Friday, 21 September 2012

Crocs, dogs and sharks

The Cairns Post has been on a bit of an anti-croc rant recently after a Queensland Department of Environment and Resource Management survey found that the Barron River's population was fairly sparse. A local MP, apparently deciding that DERM weren't to be trusted, came out in support of a cull, and the letters page lit up. I've put a couple of highlights at the end of this post beneath the fold.

The push against the crocs received a boost today with news that a fisherman had allowed his dog to wander into a mangrove lined creek at Kewarra Beach well known for crocs while he was fishing, and the ending was somewhat predictable. Crocodiles love dogs, and I've heard similar stories and worse before. It's sad when someone loses a loved pet, but I do think the owner was somewhat responsible. You really shouldn't let dogs or children play in the creeks and rivers up here. There's still some risk at the beaches, though I suspect those encounters are surprised and defensive bites rather than hunting.
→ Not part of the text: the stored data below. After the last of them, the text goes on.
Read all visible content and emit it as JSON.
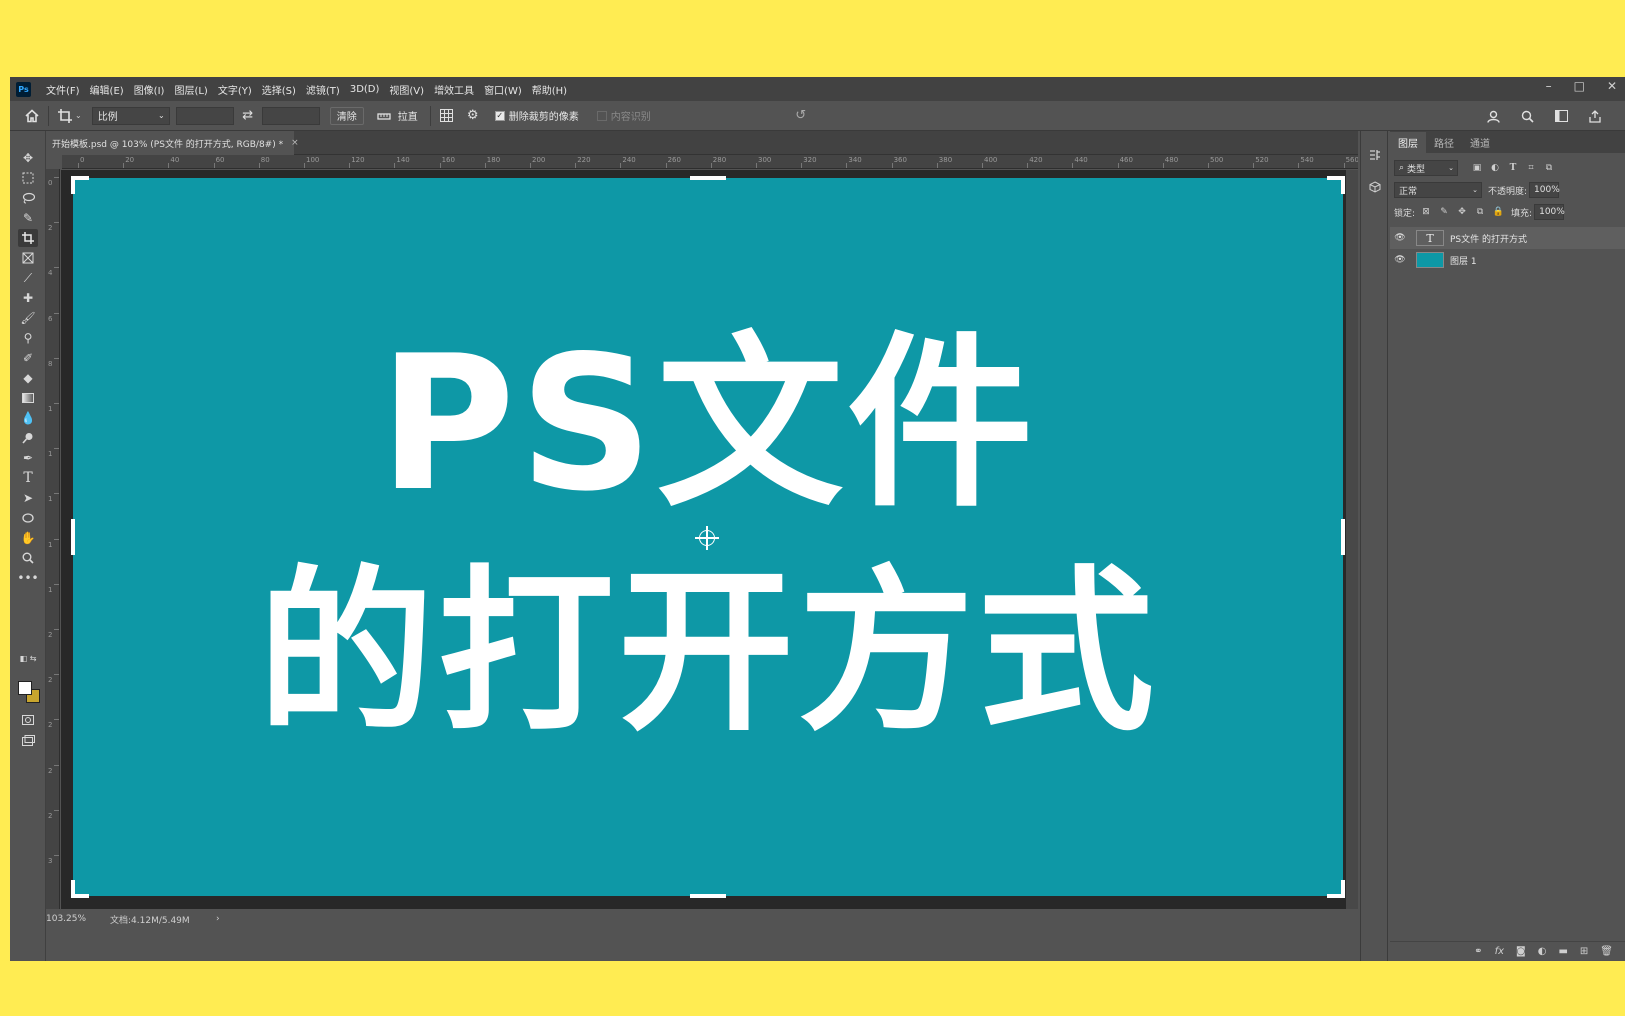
{
  "app": {
    "logo": "Ps",
    "menu": [
      "文件(F)",
      "编辑(E)",
      "图像(I)",
      "图层(L)",
      "文字(Y)",
      "选择(S)",
      "滤镜(T)",
      "3D(D)",
      "视图(V)",
      "增效工具",
      "窗口(W)",
      "帮助(H)"
    ],
    "window_controls": [
      "–",
      "□",
      "✕"
    ]
  },
  "options_bar": {
    "ratio_select": "比例",
    "swap_icon": "⇄",
    "clear_button": "清除",
    "straighten_label": "拉直",
    "delete_cropped_checked": true,
    "delete_cropped_label": "删除裁剪的像素",
    "content_aware_checked": false,
    "content_aware_label": "内容识别",
    "reset_icon": "↺"
  },
  "document": {
    "tab_title": "开始模板.psd @ 103% (PS文件 的打开方式, RGB/8#) *",
    "close": "×",
    "canvas_color": "#0e98a6",
    "line1": "PS文件",
    "line2": "的打开方式"
  },
  "rulers": {
    "horizontal": [
      "0",
      "20",
      "40",
      "60",
      "80",
      "100",
      "120",
      "140",
      "160",
      "180",
      "200",
      "220",
      "240",
      "260",
      "280",
      "300",
      "320",
      "340",
      "360",
      "380",
      "400",
      "420",
      "440",
      "460",
      "480",
      "500",
      "520",
      "540",
      "560"
    ],
    "vertical": [
      "0",
      "2",
      "4",
      "6",
      "8",
      "1",
      "1",
      "1",
      "1",
      "1",
      "2",
      "2",
      "2",
      "2",
      "2",
      "3"
    ]
  },
  "status": {
    "zoom": "103.25%",
    "doc_size": "文档:4.12M/5.49M",
    "arrow": "›"
  },
  "layers_panel": {
    "tabs": [
      "图层",
      "路径",
      "通道"
    ],
    "filter_kind": "类型",
    "blend_mode": "正常",
    "opacity_label": "不透明度:",
    "opacity_value": "100%",
    "lock_label": "锁定:",
    "fill_label": "填充:",
    "fill_value": "100%",
    "layers": [
      {
        "name": "PS文件 的打开方式",
        "type": "text",
        "visible": true,
        "selected": true
      },
      {
        "name": "图层 1",
        "type": "pixel",
        "visible": true,
        "selected": false,
        "color": "#0e98a6"
      }
    ]
  }
}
We've seen more calls for a cull, with some in favour of making the crocs extinct except in farms. One fellow has commented on the Cairns Post website's comments that any croc within 100km of human habitation should be culled, and I find myself wondering if that would leave a single croc untouched. With all the settlements dotted along the coast I don't know how many areas aren't within 100km of some town.

Reading through the comments on the website, I did find myself wondering about something a little odd. I have a strange feeling that a fatal croc attack in Cairns would have a greater impact on our tourism industry than a fatal shark attack. Sharks seem to have lost a bit of their aura. A crocodile seems more malevolent and less graceful. It's easier to see the beauty in a shark. Am I a bit strange in thinking that death by shark is more elegant death than death by croc?

It's a tough subject, trying to figure out how much risk with which we are prepared to live. If we kill all the crocodiles, snakes, spiders, jellyfish, sharks, and cone shells, we will be a tiny bit safer. We'll just have to deal with the greater danger we face - each other.

I thought this exchange on the Cairns Post's letter page a little amusing:

Bruce Belcher, who runs croc-spotting tours on the Daintree River, wrote in:
I wrote a letter in response to one by Member for Barron River Michael Trout, regarding crocodiles.

It caused a stir but sometimes accuracy and honesty does.

Just this afternoon a friend told me that my name was mentioned on a talkback radio program and the guts of the story was that Mr Trout should know what he was writing about because, after all, he has been here for 30 years and that tour operators, who have not been here for very long, don't know what they are saying, or something like that.

I'd like the caller to know that I've lived in the Cairns, Port Douglas and Daintree regions for 40 years.

I have been a tour guide and eventually a tour operator for the past 25 years on the Daintree River.

As I work with crocs for eight hours a day I think I am more qualified and have more of an understanding than a mere pen pusher.
Mike Squire, the North Queensland Party's unsuccessful candidate for Barron River at the last election, was incensed at the idea that a guy who spends his life searching for crocodiles may be a better source of information than the MP with whom Mr Squire agreed:
I find the comments by the Bruce Belchers of this world, (8-9-12), insolent and quite frankly arrogant.

Michael Trout has years of both business and residential experience in the area and from my experience is a level-headed individual who, unlike Mr Belcher, is the elected representative for Queensland in the seat of Barron River.

Perhaps I may offer Mr Belcher a selection of crocs to restock his Daintree experience, for a price.

And it would be far more beneficial to the community at large is Mr Belcher, and any other so-called experts, were to put up their hand and offer our elected representatives the opportunity to canvas their view on such matters.

An elected representative can hardly be an expert in all fields but an experienced and educated person can gather information and form a view.

Being an elected representative involves far more than pushing pens Mr Belcher.
Hmmm. Don't trust the DERM survey or the anecdotal evidence from someone who makes his living off crocodiles, go with the MP and former businessman's anecdotal evidence instead?

Bruce Belcher responded:
Mr Mike Squire (12-9-12), I can accept your harsh criticism of my character. As I said in my last letter, the truth often hurts.

You said that "an elected representative can hardly be an expert in all fields but an experienced and educated person can gather information and form a view".

I would expect nothing less. So, the correct procedure would be for a rep to consult the Department of Environment and Resource Management before he can form a view.

DERM's information is a conclusion of dedicated work by experts.

Was their advice overlooked or ignored? By that I mean that DERM's conclusion is the population of crocs is of a low density.

The letter I read was quoting rumours from the public, which is generally unreliable.

As the croc population is low then why do we need a zero tolerance in an urban environment?

I can understand that a rep needs to satisfy his constituents, but at the expense of the animals' welfare.

Environmentally, we need to live together.

An expert once said that if you have a croc living in the waterways then that habitat is healthy.